Time is running out in INFCE as well; unless its deadline is extended, final report drafting will begin within the next six months. An emerging political "consensus," based on expected technical results, is already being talked about. It encompasses an acceptance of commercial reprocessing, at least in a select group of countries, and international involvement in plutonium storage and possibly the development of ground rules for its utilization.
The imminent INFCE conclusions may thus present the United States with difficult choices between compromise of its nonproliferation goals and severe political discomfort.
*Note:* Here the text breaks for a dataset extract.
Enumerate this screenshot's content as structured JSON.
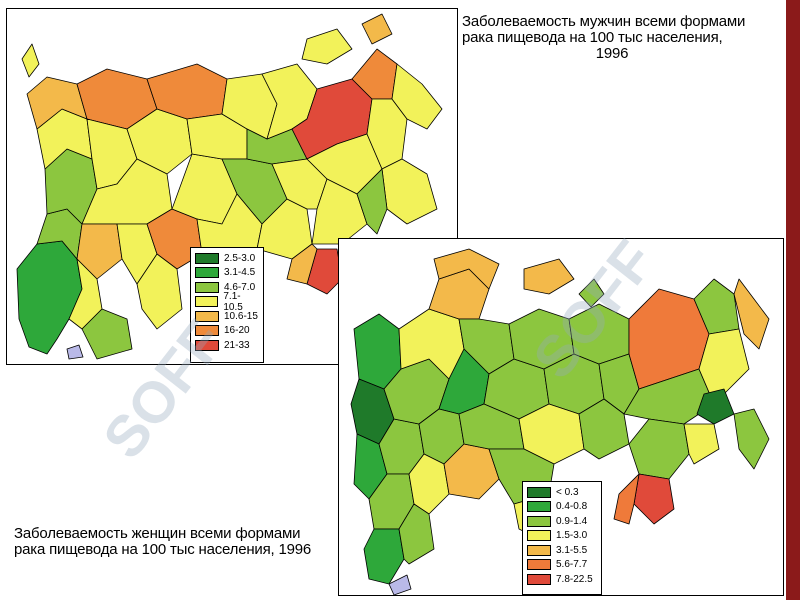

During the "period of INFCE," for example, U.S. permissions for reprocessing at Windscale and La Hague are being granted only on a case-by-case basis and held as closely as possible to the applicant's "need" and "strong political commitment" to common nonproliferation objectives. Were INFCE to find for large-scale reprocessing, however, massive U.S. approvals to feed the European reprocessing plants would obviously be expected. Such approvals will in turn trigger pressures to ease restrictions on return of the plutonium to its owners. But here the U.S. Non-Proliferation Act has very little give: it requires that, in considering permission for return, "foremost consideration" be given to whether the "timely warning" safeguards standard is met.
The pressure is building toward some degree of U.S. acceptance of an INFCE "consensus" which will end the current uncertainty over the future of reprocessing. Here it needs to be kept in mind that while INFCE is a useful technical exercise, it is unequipped to deal with the political-military questions integral to the problem of nuclear proliferation and international security. In the end, it is important to remember that any consensus that obliterates or even blurs the distinction between safe and dangerous commercial nuclear activities will cripple U.S. nonproliferation efforts. That distinction is absolutely central to U.S. nuclear energy policy and the new law.
In a press conference following the announcement of his nuclear energy policy on April 7, 1977, President Carter expressed his desire to develop a relationship with other countries "to remove the competitive aspect of reprocessing itself. There is obviously going to be continued competition," he said, "in the selling of atomic power plants themselves." Nevertheless, the President felt there had to be a "clearly drawn distinction" between what he called "the legitimate and necessary use of uranium and other enriched fuels to produce electricity" and the use of fuels that are also nuclear explosives. He is right.